Their rooms a monument to the drama they brought to your lives, and now these rooms are just a stage where, with props and set intact, the actors have exited and you are left there to stare at it, and wonder what happened and where the years have gone.

And though you know that they will come and visit, you know that it will never be the same again, that now that they have the ability and will to go somewhere else, they will.

But for many people, the luxury of the slow process is robbed from them. For many, it happens unexpectedly, in the blink of an eye, in an instant everything changed forever. How many of those who went to watch country music this week in Nevada thought that their rooms would never be visited again? How many of those who went to watch Ariana Grande in March would have ever thought that a visit to see the hero who adorned the poster on their walls, would be a tragic link to them never returning home again alive?

Ten years ago this week, a young Swiss woman had excitedly packed her bags in the room of the home she shared with her loving parents. It was to be her first trip overseas without them, and although they were nervous and filled with the normal apprehension of a doting parent, they knew that this fleeing of the nest would make her stronger, give her the licence to go on to become the type of person she wanted to become, allow her to be a giver to society, to contribute to our understanding of each other. She had it all mapped out, but first there was Ireland....

And on that day as she brought her bag down the hallway and her departure brought the silence that seems so loud each time a teenager leaves the house, they would have looked at each other with pride that she had come this far.

Alas, they were not to know that they would never see her alive again.
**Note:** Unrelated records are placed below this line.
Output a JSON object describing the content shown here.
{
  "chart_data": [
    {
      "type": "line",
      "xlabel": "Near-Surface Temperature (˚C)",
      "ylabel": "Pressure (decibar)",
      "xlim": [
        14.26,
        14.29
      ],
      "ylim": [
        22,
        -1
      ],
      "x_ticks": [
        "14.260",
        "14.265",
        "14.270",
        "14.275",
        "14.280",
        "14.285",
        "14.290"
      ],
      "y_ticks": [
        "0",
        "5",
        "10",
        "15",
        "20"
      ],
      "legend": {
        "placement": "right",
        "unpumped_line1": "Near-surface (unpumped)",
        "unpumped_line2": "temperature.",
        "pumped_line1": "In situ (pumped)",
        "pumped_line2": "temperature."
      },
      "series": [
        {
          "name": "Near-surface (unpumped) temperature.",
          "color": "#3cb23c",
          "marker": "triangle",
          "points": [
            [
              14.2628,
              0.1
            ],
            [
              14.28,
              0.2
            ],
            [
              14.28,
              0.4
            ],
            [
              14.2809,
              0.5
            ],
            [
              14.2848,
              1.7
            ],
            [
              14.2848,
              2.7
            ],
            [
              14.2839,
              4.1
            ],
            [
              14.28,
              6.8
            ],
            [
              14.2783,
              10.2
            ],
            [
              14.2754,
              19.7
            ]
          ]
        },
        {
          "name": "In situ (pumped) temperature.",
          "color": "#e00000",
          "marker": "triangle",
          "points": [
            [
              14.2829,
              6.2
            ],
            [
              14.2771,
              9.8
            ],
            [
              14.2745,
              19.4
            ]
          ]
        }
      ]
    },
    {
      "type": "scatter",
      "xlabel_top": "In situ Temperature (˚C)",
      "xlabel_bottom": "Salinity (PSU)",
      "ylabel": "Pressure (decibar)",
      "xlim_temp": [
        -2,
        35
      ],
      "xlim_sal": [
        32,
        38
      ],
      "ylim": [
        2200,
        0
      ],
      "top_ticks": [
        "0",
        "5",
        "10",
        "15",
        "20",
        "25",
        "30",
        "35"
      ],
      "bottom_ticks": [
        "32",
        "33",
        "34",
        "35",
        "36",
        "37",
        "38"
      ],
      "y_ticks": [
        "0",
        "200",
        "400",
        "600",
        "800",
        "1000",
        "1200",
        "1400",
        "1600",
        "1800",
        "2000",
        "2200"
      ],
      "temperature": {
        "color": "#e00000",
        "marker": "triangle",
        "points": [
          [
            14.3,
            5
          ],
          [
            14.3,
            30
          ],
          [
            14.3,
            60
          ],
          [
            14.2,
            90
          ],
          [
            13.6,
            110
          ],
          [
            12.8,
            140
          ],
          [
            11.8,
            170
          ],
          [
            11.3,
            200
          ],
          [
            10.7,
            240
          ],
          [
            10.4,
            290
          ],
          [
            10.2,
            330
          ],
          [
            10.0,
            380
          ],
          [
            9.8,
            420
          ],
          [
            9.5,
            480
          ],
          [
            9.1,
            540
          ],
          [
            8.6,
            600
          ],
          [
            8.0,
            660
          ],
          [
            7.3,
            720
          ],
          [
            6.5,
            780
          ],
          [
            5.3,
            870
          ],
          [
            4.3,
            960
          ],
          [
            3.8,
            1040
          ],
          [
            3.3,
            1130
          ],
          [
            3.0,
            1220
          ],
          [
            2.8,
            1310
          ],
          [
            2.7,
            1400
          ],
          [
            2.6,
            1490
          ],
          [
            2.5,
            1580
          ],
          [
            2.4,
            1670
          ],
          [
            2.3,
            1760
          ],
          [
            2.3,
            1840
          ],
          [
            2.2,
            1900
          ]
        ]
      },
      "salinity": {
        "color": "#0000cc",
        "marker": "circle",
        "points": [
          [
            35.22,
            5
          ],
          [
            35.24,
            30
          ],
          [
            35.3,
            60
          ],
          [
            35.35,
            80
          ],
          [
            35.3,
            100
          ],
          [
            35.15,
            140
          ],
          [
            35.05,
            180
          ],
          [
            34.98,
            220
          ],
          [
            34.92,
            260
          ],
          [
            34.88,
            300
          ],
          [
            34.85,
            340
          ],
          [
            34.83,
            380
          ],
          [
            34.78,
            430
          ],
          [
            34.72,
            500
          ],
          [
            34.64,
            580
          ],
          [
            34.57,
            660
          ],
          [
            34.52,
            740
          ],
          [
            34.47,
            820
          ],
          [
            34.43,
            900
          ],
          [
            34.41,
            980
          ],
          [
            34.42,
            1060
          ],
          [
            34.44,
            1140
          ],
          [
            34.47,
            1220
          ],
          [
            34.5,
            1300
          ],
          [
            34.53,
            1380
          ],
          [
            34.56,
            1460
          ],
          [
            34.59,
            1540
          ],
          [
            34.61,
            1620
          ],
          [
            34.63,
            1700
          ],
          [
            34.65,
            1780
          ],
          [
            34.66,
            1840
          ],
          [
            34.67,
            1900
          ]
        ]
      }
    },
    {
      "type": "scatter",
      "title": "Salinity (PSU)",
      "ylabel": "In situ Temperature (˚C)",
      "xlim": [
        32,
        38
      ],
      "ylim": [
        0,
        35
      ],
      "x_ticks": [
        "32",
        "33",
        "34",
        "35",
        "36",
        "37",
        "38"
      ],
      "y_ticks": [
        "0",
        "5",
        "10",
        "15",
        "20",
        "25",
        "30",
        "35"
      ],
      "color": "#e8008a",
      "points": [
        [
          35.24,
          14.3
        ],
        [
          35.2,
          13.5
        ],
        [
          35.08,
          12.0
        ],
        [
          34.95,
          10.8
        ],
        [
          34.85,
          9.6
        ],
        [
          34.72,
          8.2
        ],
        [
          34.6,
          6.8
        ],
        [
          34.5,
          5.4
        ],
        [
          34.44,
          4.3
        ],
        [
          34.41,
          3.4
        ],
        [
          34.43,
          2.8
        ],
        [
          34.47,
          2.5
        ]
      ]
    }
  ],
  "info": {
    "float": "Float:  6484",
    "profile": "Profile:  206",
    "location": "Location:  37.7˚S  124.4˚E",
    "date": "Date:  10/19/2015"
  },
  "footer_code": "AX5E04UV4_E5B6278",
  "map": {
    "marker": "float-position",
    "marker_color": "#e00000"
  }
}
In remembering Manuela this week, I remember all who have lost their lives in a variety of tragic accidents and incidents in the city and county over the last decade or so. Even in the past few weeks. There are so many empty rooms that are left as shrines to those who organised their contents in the manner they remain. I know many families in towns and villages around Galway and the west who lost a child at the blink of an eyelid, through means violent and unexpected and heartbreaking.

We take each other for granted. Where once we feared that roads or rivers would take us, now the ways in which our mortality is being challenged are myriad.

This week, at the end of their 10-year existence, I say thank you to the Manuela Riedo Foundation who under the driving leadership of Shane Lennon, have spent that decade honouring Manuela but also more importantly, leaving behind a legacy of which she would have been proud. It is to be hoped that in their educational programmes funded by the foundation and the many miles they have run and walked to raise funds, that a greater understanding of human dignity and respect will have been nurtured in the generation coming through.

Tonight, I bow my head and think of all those families who have an empty room in their homes. I hope that the passage of time enables them to adapt to the new reality, although they will never repair that hole in their hearts.